Moreno Luzón resalta la paradoja de que quien quiso erigirse en salvador de la patria terminó en el exilio soportando el peso de graves acusaciones de corrupción. El historiador ve algunas similitudes entre los reinados de Alfonso XIII, que duró casi tres décadas, y el de su nieto Juan Carlos, cuyo mandato se prolongó durante 39 años. Los dos eran bromistas, dotados del don de gentes y tercos aficionados a las aventuras sexuales fuera del matrimonio. Y, además, ambos eran comisionistas. «Los dos minaron de manera bastante grave su imagen pública. En el caso de Alfonso XIII se empezó a hablar de comisiones a cambio de la concesión para la construcción del ferrocarril Ontaneda-Calatayud y de la licencia de un negocio de apuestas en carreras de galgos».
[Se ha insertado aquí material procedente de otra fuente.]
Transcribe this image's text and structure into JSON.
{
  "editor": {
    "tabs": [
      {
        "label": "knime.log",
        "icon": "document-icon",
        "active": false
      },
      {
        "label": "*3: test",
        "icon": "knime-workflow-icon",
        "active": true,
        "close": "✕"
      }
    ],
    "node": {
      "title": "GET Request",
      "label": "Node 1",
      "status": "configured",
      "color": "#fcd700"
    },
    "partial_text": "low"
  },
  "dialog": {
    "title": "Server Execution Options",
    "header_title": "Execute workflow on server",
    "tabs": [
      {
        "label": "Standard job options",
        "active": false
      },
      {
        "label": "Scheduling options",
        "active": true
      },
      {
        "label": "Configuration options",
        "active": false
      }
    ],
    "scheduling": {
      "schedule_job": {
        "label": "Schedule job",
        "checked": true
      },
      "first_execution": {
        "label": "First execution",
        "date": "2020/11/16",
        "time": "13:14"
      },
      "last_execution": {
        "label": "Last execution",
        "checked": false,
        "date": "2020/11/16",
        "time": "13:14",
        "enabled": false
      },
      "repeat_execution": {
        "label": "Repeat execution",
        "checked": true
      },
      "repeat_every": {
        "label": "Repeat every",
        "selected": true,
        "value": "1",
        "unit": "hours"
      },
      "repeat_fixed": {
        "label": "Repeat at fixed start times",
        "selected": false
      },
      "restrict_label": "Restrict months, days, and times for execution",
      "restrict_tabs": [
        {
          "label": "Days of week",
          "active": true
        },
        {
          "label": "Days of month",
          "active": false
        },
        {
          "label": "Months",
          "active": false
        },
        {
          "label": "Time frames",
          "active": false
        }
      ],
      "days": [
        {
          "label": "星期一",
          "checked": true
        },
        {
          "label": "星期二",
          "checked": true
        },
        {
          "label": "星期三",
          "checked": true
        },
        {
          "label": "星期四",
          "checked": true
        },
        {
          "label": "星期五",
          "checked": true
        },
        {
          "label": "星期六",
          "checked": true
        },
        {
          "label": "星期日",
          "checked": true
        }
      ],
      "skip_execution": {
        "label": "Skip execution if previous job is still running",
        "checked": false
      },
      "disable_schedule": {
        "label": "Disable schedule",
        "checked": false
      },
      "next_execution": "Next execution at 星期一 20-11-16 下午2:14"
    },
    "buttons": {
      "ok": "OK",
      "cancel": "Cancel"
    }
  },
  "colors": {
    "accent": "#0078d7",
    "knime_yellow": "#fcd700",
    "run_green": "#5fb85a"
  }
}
Si bien estos escándalos no desembocaron en su caída, sí que influyeron en el menoscabo de su reputación. Más decisiva fue su anuencia con el golpe de Primo de Rivera, postura que le incapacitó para ser una figura de consenso. «Se había decantado claramente por una opción autoritaria frente a las vías democráticas, de manera que era inviable la conversión del régimen en una monarquía parlamentaria».
Cuando apostó por una salida autoritaria en 1923, estudió erigirse él mismo en dictador, inspirado por el ejemplo de los soberanos de Yugoslavia y Rumanía, que tomaron partido por la mano dura. «Era una decisión muy arriesgada que intentó quitarle de la cabeza Antonio Maura, uno de sus principales consejeros. Al final el monarca la consideró inviable», explica el historiador.
Al profesor no le consta, como se ha escrito alguna vez, que el soberano declarara ser un «falangista de primera hora». «Apoyó la sublevación de parte del Ejército en julio del 36 e hizo lo que pudo para favorecer la causa de los rebeldes porque pensaba que los golpistas aprobarían la restauración de la monarquía. Era un nacionalista católico partidario de soluciones autoritarias. Aunque simpatizaba con el fascismo italiano, nunca llegó a captar lo que este tenía de revolucionario y transformador de la sociedad. Tampoco era un hombre de un pensamiento político muy profundo».
Lo que sí fue determinante en su reinado fue la cuestión del protectorado de Marruecos. El Ejército se mostró incapaz de ocupar la franja que le había tocado en suerte en el norte del Magreb, y ello a pesar de que el monarca se implicó estrechamente en la causa, hasta el punto de que ponía y quitaba mandos militares sin miramientos. «El rey se identificó mucho con la cuestión marroquí, al creer que era la fórmula idónea de romper el aislamiento de España y de crear un nuevo imperio que tuviera cierta relevancia en el concierto de las potencias occidentales». El soberano se decantó por los generales africanistas, que ejercían una violencia feroz y usaban armas químicas contra la población indígena. Entre sus protegidos figuraban Millán-Astray y Franco, del que fue padrino de boda y al que nombró primer director de la Academia General Militar de Zaragoza.